Артподготовка кончилась, но с НП комбата так пока и не взлетела красная ракета. А мы напряженно ждали, и не часы - наши сердца отсчитывали секунды. Вот уже вражеские батареи стали приходить в себя, а сигнала все еще не было. Евгений Петрович Рогов, не спуская, как завороженный, глаз с НП, близоруко щурился. Когда ожидание достигло высшей точки напряжения и, казалось, уже не было сил ждать, артподготовка вдруг возобновилась. И снова наши пушки с четверть часа молотили по переднему краю немцев, а потом перенесли огонь вглубь - на батареи.

Красная ракета - толчок в сердце - вперед! "За Родину!" Разноголосое "ура" - и мы уже на нейтральной полосе.

Молчавшие доселе вражеские окопы ощетинились пулеметно-автоматным огнем. По наступающей цепи ударил ротный миномет.

"Живучи, как крысы", - подумала я и прислушалась к работе своих пулеметов. На флангах роты Лукин и Нафиков вели огонь безостановочно. Непочатов был при мне, в резерве и пока молчал. С дедом Бахваловым случилось ЧП: не успел сделать ни одного выстрела. Как только рота Рогова выскочила из траншеи и двинулась вперед, стрелки забыли про уговор и начисто закрыли Бахвалову сектор обстрела. Старый пулеметчик взревел на все поле боя: "Мазурики! Анчутки беспамятные! Куда прете под пулемет?!" Я бросилась к его позиции.

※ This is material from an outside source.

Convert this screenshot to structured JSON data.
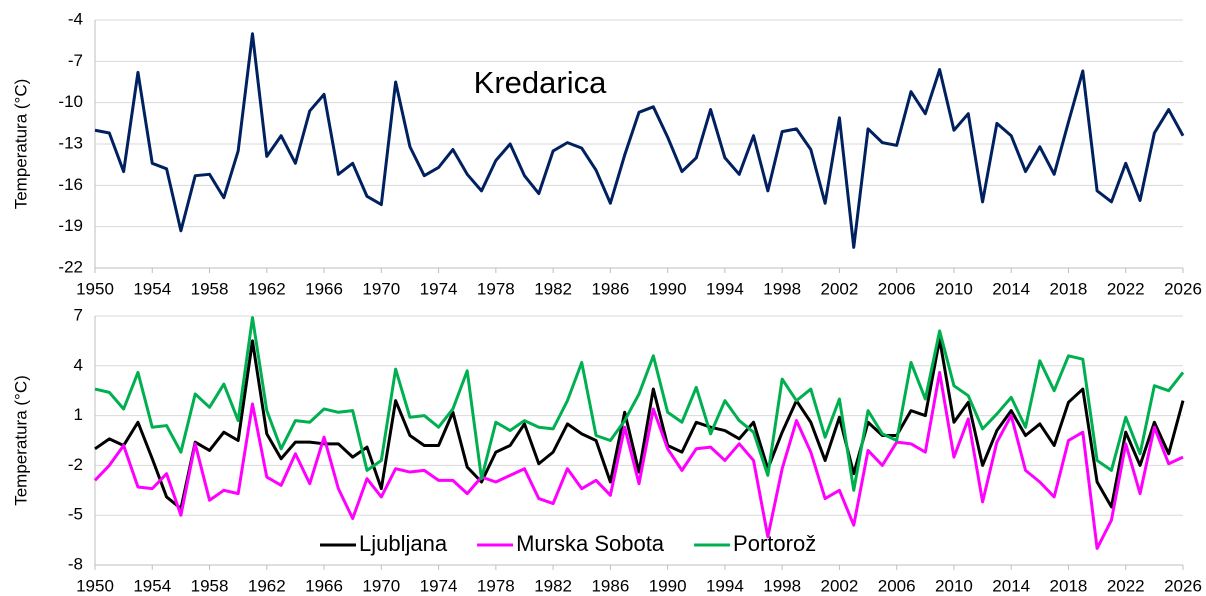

На половине пути до вражеских окопов стрелки залегли и стали наскоро окапываться: черные лопатки на белом снегу проворно мелькали. Я приказала деду:

- Выдвигайтесь в цепь! И не отставайте.

Дед опять рявкнул:

- Вперед, мазурики! За матушку Расею!

Едва мы достигли залегшей стрелковой цепи, она поднялась в атаку. Еще один почти неуловимый момент, и в немецких окопах закипела свалка: гвалт, автоматные очереди, взрывы гранат.

Было хорошо видно даже без бинокля, как немцы группами и в одиночку отходили к ближайшей деревне, маскируясь в заросшей кустарником лощине. Я тронула деда Бахвалова за плечо и пальцем показала направление стрельбы. Он моментально укрыл пулемет за развороченными толстыми бревнами вражеского дзота и открыл по отступающим прицельный огонь. Я спрыгнула в траншею и побежала на левый фланг: там вдруг замолчал пулемет Лукина. Траншея была полуразрушена нашей артиллерией, приходилось карабкаться через груды развороченной земли. Попадались убитые немцы, какое-то тряпье, куски исковерканного железа, брошенное оружие. Из-за крутого колена траншеи вдруг выскочил фашист, с белыми ошалелыми глазами, и, размахивая автоматом, как дубинкой, двинулся прямо на меня.